Dynamic Programming for Ultrasound Image Analysis of Atherosclerosis
Cardiovascular diseases, due to atherosclerosis, are among the most common causes of death in the industrialized world. Atherosclerotic plaque composition as well as arterial diameter and wall thickness can be used to predict the risk of cardiovascular disease. These risk factors can be assessed non-invasively by ultrasound.

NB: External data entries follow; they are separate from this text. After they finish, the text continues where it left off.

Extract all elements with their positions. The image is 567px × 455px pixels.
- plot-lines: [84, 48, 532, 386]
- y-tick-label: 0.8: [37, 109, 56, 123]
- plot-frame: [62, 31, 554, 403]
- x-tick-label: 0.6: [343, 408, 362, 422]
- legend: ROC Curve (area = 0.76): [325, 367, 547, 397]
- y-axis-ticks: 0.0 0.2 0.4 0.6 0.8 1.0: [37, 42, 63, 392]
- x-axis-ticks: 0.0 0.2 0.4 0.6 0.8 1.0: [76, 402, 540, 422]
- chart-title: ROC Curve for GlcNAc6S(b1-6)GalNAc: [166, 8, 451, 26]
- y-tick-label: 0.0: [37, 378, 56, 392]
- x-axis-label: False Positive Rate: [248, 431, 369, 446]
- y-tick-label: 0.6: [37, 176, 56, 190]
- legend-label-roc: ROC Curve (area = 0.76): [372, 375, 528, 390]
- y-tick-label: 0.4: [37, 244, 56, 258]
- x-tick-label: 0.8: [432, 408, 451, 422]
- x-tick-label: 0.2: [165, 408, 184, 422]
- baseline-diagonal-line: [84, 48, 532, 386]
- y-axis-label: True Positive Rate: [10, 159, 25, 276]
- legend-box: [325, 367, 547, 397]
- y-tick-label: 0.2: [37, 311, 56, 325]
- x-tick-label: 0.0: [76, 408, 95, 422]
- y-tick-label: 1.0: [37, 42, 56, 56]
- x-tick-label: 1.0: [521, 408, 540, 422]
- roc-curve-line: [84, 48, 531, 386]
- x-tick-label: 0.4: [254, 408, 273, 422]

Both diameter and wall thickness measurements require detections of boundaries between tissue layers in the blood vessel. Dynamic programming has previously been used for automatic boundary detection in ultrasound artery images. In this thesis, an extension to a previously reported dynamic programming procedure applied to ultrasound image sequences is proposed. The new method is a two step procedure that takes advantage of the correlation between frames in a sequence, i.e. the location of a boundary should be at approximately the same position in two consecutive frames. First, several "candidate boundaries" are detected in each frame. Then, one boundary from each frame in the sequence is selected so that a certain cost function is minimized. This function includes the cost of individual boundaries as well as a movement cost. The method is suboptimal in the sense that only a small subset of all possible boundaries are considered in step two, but among these candidates the detected boundary sequence is optimal.
In order to evaluate and compare, another method based on graph cuts is also presented. The previously mentioned dynamic programming procedures and the graph cuts method are tested on both synthetic data and real ultrasound image sequences. The result is that the new dynamic programming procedure outperforms the previous one based on individual frame by frame detection. Also, it is shown to have similar detection performance at a significantly lower computational complexity than the graph cut method.
This thesis also describes an automated method for classification of ultrasound carotid plaque images as being echolucent or echogenic. To compensate for variability among the images, the method uses an adaptive thresholding technique. The results show a good agrement between the automated method and visual Gray-Weale classification.